Classifier	N-BaIoT			CICIoT2023			Edge-IIoTset
	Full	CD	FSD	Full	CD	FSD	Full	CD	FSD
J48	2.88	0.0859	2.43	2.46	0.0039	5.88	1.15	0.3477	4.80
KNN	140.60	1.15	20.21	135.11	3.02	47.58	307.16	5.05	72.89
LinearSVC	5.61	0.0938	6.20	12.55	0.6836	0.0508	7.32	0.2109	4.64
LogisticRegression	130.68	2.08	33.77	128.90	2.79	78.67	288.55	4.12	107.91
NaiveBayes	1.19	0.2188	0.7383	1.14	0.1523	0.0508	7.76	2.47	0.2383
RandomForest	5.97	0.3320	0.2148	146.45	8.27	488.91	102.88	18.41	7.38

Averaging RAM usage across all classifiers and datasets for each approach: CD has the smallest memory footprint overall— 29× less than Full and 18× less than FSD. FSD uses 1.6× less memory than Full overall.

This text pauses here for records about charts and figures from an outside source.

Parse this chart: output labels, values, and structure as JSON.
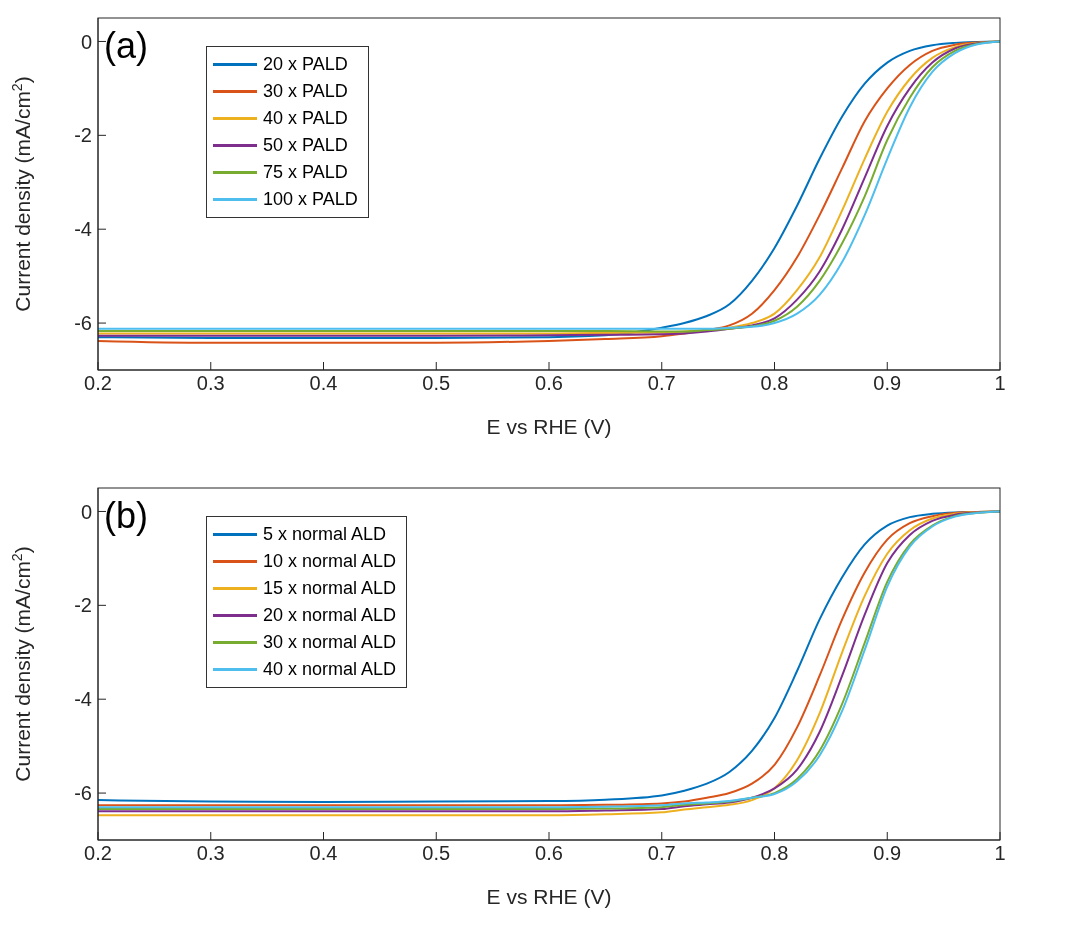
{
  "chart_data": [
    {
      "type": "line",
      "annotations": [
        "(a)"
      ],
      "xlabel": "E vs RHE (V)",
      "ylabel": "Current density (mA/cm$^{2}$)",
      "x": [
        0.2,
        0.3,
        0.4,
        0.5,
        0.6,
        0.65,
        0.7,
        0.72,
        0.74,
        0.76,
        0.78,
        0.8,
        0.82,
        0.84,
        0.86,
        0.88,
        0.9,
        0.92,
        0.94,
        0.96,
        0.98,
        1.0
      ],
      "xlim": [
        0.2,
        1
      ],
      "xticks": [
        0.2,
        0.3,
        0.4,
        0.5,
        0.6,
        0.7,
        0.8,
        0.9,
        1
      ],
      "ylim": [
        -7,
        0.5
      ],
      "yticks": [
        -6,
        -4,
        -2,
        0
      ],
      "grid": false,
      "legend": "top left",
      "line_style": "solid",
      "marker": "none",
      "series": [
        {
          "name": "20 x PALD",
          "color": "#0072bd",
          "values": [
            -6.3,
            -6.32,
            -6.32,
            -6.32,
            -6.3,
            -6.26,
            -6.1,
            -6.0,
            -5.85,
            -5.6,
            -5.1,
            -4.4,
            -3.5,
            -2.5,
            -1.6,
            -0.9,
            -0.45,
            -0.2,
            -0.08,
            -0.03,
            -0.01,
            0
          ]
        },
        {
          "name": "30 x PALD",
          "color": "#d95319",
          "values": [
            -6.38,
            -6.42,
            -6.42,
            -6.42,
            -6.38,
            -6.34,
            -6.28,
            -6.22,
            -6.15,
            -6.05,
            -5.8,
            -5.3,
            -4.6,
            -3.7,
            -2.7,
            -1.7,
            -1.0,
            -0.5,
            -0.2,
            -0.07,
            -0.02,
            0
          ]
        },
        {
          "name": "40 x PALD",
          "color": "#edb120",
          "values": [
            -6.22,
            -6.22,
            -6.22,
            -6.22,
            -6.22,
            -6.21,
            -6.2,
            -6.18,
            -6.15,
            -6.1,
            -6.0,
            -5.8,
            -5.3,
            -4.6,
            -3.6,
            -2.5,
            -1.5,
            -0.8,
            -0.35,
            -0.12,
            -0.03,
            0
          ]
        },
        {
          "name": "50 x PALD",
          "color": "#7e2f8e",
          "values": [
            -6.27,
            -6.27,
            -6.27,
            -6.27,
            -6.26,
            -6.25,
            -6.24,
            -6.22,
            -6.18,
            -6.12,
            -6.05,
            -5.9,
            -5.5,
            -4.9,
            -4.0,
            -2.9,
            -1.8,
            -1.0,
            -0.45,
            -0.15,
            -0.04,
            0
          ]
        },
        {
          "name": "75 x PALD",
          "color": "#77ac30",
          "values": [
            -6.17,
            -6.17,
            -6.17,
            -6.17,
            -6.17,
            -6.17,
            -6.18,
            -6.18,
            -6.15,
            -6.12,
            -6.07,
            -5.95,
            -5.65,
            -5.1,
            -4.3,
            -3.3,
            -2.1,
            -1.2,
            -0.55,
            -0.2,
            -0.05,
            0
          ]
        },
        {
          "name": "100 x PALD",
          "color": "#4dbeee",
          "values": [
            -6.12,
            -6.12,
            -6.12,
            -6.12,
            -6.12,
            -6.12,
            -6.12,
            -6.12,
            -6.12,
            -6.1,
            -6.08,
            -6.0,
            -5.8,
            -5.4,
            -4.7,
            -3.7,
            -2.5,
            -1.4,
            -0.65,
            -0.25,
            -0.06,
            0
          ]
        }
      ]
    },
    {
      "type": "line",
      "annotations": [
        "(b)"
      ],
      "xlabel": "E vs RHE (V)",
      "ylabel": "Current density (mA/cm$^{2}$)",
      "x": [
        0.2,
        0.3,
        0.4,
        0.5,
        0.6,
        0.65,
        0.7,
        0.72,
        0.74,
        0.76,
        0.78,
        0.8,
        0.82,
        0.84,
        0.86,
        0.88,
        0.9,
        0.92,
        0.94,
        0.96,
        0.98,
        1.0
      ],
      "xlim": [
        0.2,
        1
      ],
      "xticks": [
        0.2,
        0.3,
        0.4,
        0.5,
        0.6,
        0.7,
        0.8,
        0.9,
        1
      ],
      "ylim": [
        -7,
        0.5
      ],
      "yticks": [
        -6,
        -4,
        -2,
        0
      ],
      "grid": false,
      "legend": "top left",
      "line_style": "solid",
      "marker": "none",
      "series": [
        {
          "name": "5 x normal ALD",
          "color": "#0072bd",
          "values": [
            -6.15,
            -6.18,
            -6.19,
            -6.18,
            -6.17,
            -6.14,
            -6.05,
            -5.95,
            -5.8,
            -5.55,
            -5.1,
            -4.4,
            -3.4,
            -2.3,
            -1.4,
            -0.7,
            -0.3,
            -0.12,
            -0.05,
            -0.02,
            -0.01,
            0
          ]
        },
        {
          "name": "10 x normal ALD",
          "color": "#d95319",
          "values": [
            -6.26,
            -6.26,
            -6.26,
            -6.26,
            -6.26,
            -6.25,
            -6.22,
            -6.18,
            -6.1,
            -6.0,
            -5.8,
            -5.4,
            -4.6,
            -3.5,
            -2.3,
            -1.3,
            -0.6,
            -0.25,
            -0.1,
            -0.03,
            -0.01,
            0
          ]
        },
        {
          "name": "15 x normal ALD",
          "color": "#edb120",
          "values": [
            -6.47,
            -6.47,
            -6.47,
            -6.47,
            -6.47,
            -6.45,
            -6.41,
            -6.35,
            -6.3,
            -6.25,
            -6.15,
            -5.9,
            -5.3,
            -4.3,
            -3.0,
            -1.8,
            -0.9,
            -0.4,
            -0.15,
            -0.05,
            -0.01,
            0
          ]
        },
        {
          "name": "20 x normal ALD",
          "color": "#7e2f8e",
          "values": [
            -6.39,
            -6.39,
            -6.39,
            -6.39,
            -6.39,
            -6.37,
            -6.34,
            -6.28,
            -6.24,
            -6.2,
            -6.1,
            -5.9,
            -5.5,
            -4.7,
            -3.5,
            -2.2,
            -1.1,
            -0.5,
            -0.2,
            -0.07,
            -0.02,
            0
          ]
        },
        {
          "name": "30 x normal ALD",
          "color": "#77ac30",
          "values": [
            -6.34,
            -6.34,
            -6.34,
            -6.34,
            -6.34,
            -6.33,
            -6.3,
            -6.25,
            -6.22,
            -6.18,
            -6.1,
            -6.0,
            -5.7,
            -5.1,
            -4.1,
            -2.8,
            -1.5,
            -0.7,
            -0.3,
            -0.1,
            -0.03,
            0
          ]
        },
        {
          "name": "40 x normal ALD",
          "color": "#4dbeee",
          "values": [
            -6.3,
            -6.3,
            -6.3,
            -6.3,
            -6.3,
            -6.29,
            -6.26,
            -6.22,
            -6.2,
            -6.17,
            -6.1,
            -6.02,
            -5.75,
            -5.2,
            -4.25,
            -2.95,
            -1.6,
            -0.75,
            -0.32,
            -0.11,
            -0.03,
            0
          ]
        }
      ]
    }
  ]
}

, the results highlight the impact of Full, CD, and FSD on memory consumption across the N-BaIoT, CICIoT2023, and Edge-IIoTset IoT datasets. In the N-BaIoT dataset, CD consistently achieved the lowest RAM usage for classifiers such as J48, KNN, and Logistic Regression, while remaining highly competitive with FSD for RandomForest. Similarly, in the CICIoT2023 dataset, CD generally maintained the lowest memory usage, with FSD slightly outperforming it only in LinearSVC and Naïve Bayes. In the Edge-IIoTset dataset, although CD remained competitive, classifiers like Naïve Bayes and RandomForest consumed more RAM than with FSD, possibly due to the broader range of features retained in the condensed version. Unlike FSD, which strictly reduces features, CD condenses observations while keeping more features, potentially influencing memory usage in feature-sensitive classifiers. Overall, these findings suggest that CD effectively reduces RAM consumption—often outperforming FSD—yet the performance can vary depending on the classifier and dataset, particularly when feature dimensionality plays a significant role. Consequently, while CD offers substantial memory savings and is advantageous for large-scale IoT datasets, attention should be given to classifiers like Naïve Bayes and RandomForest, which rely heavily on feature distributions and may benefit more from strictly reducing features.

6. Conclusions

This paper presents a novel lightweight intrusion detection system (IDS) designed for resource-constrained IoT environments, addressing the growing need for efficient security solutions in response to escalating cyber threats. Our approach combines recursive clustering for data condensation with the Monte Carlo Cross-Entropy method for feature selection. This ensures the selection of representative observations to reduce computational overhead while maintaining high detection accuracy. Evaluations on realistic IoT datasets generated from real devices demonstrate that our approach achieves detection accuracy comparable to models trained on full and feature-reduced datasets, while significantly reducing training/testing times and memory usage, making it ideal for resource-limited IoT devices. In future work, we aim to further reduce the condensed dataset by selecting representatives based not only on local cluster characteristics but also on their global contribution to the dataset or cluster neighborhoods, ensuring minimal size with maximum representativeness. The proposed lightweight IDS offers numerous advantages, including resource-efficient processing suitable for resource-constrained IoT devices. Simultaneously, it maintains classification accuracy in IoT environments while requiring minimal resources, enabling scalability and adaptability to diverse settings. Furthermore, the model can be deployed across various IoT environments, such as edge devices, cloud-based security platforms, smart home security systems, and healthcare device protection. However, to validate the efficiency of our approach in real-world scenarios, future work will involve testing on IoT testbeds and edge computing frameworks to assess practical feasibility, limitations, and challenges.